She has a lovely voice for memoir. Thanks for the excerpts.

ann February 6, 2013, 7:24 am

Margaret Roach seems like a real gardening friend as I have read her writings for a long time, beginning in LIVING magazine and her blog as well as at least 3 books. She does have that way with words and love seeing photos she post on net..

cynth February 6, 2013, 11:29 am

Margaret Roach & Beatrix Potter : Kindred Spirits = )

Saxon February 6, 2013, 1:00 pm

You have written the best sort of review – I want the book. Nicely done, DLB.

Gareth February 6, 2013, 4:41 pm

The backyard parables sounds just like the the kind of book I’d like to read at the moment relaxing and amusing!!

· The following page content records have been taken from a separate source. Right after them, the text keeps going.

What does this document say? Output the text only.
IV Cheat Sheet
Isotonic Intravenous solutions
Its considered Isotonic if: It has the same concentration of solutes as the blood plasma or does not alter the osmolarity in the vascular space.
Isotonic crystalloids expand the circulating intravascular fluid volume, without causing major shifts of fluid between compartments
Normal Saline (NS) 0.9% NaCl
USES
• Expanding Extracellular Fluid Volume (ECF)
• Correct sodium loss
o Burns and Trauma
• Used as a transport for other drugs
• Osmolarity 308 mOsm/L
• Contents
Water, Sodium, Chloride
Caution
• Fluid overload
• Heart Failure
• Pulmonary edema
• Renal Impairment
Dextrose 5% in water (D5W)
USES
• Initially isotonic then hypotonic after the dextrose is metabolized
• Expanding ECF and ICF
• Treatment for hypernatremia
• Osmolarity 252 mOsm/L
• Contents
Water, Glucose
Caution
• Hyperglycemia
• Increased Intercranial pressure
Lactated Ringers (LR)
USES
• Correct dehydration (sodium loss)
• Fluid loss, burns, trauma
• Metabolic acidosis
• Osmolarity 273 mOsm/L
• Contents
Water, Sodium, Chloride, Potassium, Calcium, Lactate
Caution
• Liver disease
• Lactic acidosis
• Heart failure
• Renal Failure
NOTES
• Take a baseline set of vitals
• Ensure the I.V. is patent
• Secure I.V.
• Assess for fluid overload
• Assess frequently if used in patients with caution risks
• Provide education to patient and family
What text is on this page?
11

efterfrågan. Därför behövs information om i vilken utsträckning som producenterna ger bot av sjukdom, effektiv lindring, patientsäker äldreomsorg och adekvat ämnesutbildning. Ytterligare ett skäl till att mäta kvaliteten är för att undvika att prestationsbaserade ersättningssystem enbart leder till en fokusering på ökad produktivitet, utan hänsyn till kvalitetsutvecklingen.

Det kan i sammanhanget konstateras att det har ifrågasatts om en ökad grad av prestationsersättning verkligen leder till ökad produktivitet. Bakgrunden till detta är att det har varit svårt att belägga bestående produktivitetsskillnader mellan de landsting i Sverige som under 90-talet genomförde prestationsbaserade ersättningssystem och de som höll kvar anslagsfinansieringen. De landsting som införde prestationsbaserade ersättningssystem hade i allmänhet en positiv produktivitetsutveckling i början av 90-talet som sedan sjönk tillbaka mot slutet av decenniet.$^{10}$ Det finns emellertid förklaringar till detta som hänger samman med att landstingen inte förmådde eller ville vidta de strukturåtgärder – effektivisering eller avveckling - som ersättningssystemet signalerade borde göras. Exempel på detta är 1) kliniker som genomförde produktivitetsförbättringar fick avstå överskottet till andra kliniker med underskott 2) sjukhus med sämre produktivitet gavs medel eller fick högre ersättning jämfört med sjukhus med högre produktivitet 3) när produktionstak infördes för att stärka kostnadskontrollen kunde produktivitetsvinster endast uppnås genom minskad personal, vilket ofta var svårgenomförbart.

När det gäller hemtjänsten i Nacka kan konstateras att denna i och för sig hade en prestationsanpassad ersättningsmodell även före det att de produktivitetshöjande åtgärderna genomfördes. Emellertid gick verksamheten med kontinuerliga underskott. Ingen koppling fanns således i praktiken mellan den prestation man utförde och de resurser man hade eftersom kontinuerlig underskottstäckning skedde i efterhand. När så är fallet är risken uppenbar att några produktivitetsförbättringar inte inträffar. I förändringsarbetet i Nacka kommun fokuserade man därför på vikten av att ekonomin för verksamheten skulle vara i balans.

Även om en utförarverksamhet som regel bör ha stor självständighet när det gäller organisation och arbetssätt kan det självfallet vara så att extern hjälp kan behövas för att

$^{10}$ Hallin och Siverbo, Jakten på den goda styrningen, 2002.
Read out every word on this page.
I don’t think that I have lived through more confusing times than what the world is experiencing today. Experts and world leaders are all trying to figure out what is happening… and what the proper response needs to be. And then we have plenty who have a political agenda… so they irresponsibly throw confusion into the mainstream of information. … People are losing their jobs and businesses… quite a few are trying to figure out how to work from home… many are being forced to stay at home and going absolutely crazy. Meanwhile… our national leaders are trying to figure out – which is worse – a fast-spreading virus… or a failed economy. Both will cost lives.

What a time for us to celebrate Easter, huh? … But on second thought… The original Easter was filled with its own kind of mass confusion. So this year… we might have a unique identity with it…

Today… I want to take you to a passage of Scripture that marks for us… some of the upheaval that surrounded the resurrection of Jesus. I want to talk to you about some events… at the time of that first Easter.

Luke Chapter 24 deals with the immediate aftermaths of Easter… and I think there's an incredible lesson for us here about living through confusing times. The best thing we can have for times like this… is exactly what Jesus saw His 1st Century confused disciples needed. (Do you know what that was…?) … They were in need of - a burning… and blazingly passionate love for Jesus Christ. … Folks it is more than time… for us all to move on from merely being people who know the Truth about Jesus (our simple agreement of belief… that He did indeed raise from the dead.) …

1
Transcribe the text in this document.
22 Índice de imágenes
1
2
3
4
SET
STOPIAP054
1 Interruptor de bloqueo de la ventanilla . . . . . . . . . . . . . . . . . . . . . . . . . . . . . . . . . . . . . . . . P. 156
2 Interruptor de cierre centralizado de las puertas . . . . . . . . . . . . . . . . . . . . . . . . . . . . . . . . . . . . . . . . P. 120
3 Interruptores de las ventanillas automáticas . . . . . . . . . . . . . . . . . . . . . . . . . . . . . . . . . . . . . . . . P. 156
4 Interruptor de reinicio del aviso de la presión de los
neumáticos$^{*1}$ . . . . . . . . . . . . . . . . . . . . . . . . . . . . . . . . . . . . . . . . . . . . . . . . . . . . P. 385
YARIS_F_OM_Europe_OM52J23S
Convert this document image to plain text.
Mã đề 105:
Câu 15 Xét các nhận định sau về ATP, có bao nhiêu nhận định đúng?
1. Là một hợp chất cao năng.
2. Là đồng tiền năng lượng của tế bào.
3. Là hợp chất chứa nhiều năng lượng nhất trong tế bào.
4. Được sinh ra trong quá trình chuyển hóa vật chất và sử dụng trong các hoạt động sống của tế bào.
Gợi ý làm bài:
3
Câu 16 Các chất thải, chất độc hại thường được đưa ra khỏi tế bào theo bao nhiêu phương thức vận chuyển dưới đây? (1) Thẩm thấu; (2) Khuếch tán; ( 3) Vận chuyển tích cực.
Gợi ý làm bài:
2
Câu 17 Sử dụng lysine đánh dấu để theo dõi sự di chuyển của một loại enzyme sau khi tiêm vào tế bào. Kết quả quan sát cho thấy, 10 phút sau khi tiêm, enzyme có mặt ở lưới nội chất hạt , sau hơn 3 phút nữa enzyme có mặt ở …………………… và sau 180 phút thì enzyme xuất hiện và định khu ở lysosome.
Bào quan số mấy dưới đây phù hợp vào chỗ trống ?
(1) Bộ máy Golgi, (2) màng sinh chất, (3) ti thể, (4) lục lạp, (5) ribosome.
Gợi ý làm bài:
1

Cathy February 6, 2013, 4:47 pm

OK, I’m sold… I’m buying the book! I absolutely love her prose, her sense of humor, and her realistic approach to gardening. And depending on where she lives, I would even be willing to lend her our neurologically impaired sweet little Cavalier King Charles Spaniel — who is the perfect cure for the damnable woodchucks that used to plague us as well!

Thanks so much for introducing us all to this gem of a book.

professorroush February 6, 2013, 4:50 pm

I ordered my copy last weekend and it’s due via USPS today. And now you’ve teased me into staying up most of the night to read it!

Debra Lee Baldwin February 7, 2013, 11:20 pm

I’m so glad you all enjoyed the “review,” which—as Saxon noted—is really just letting you read enough of the book to want it. A very good read, indeed!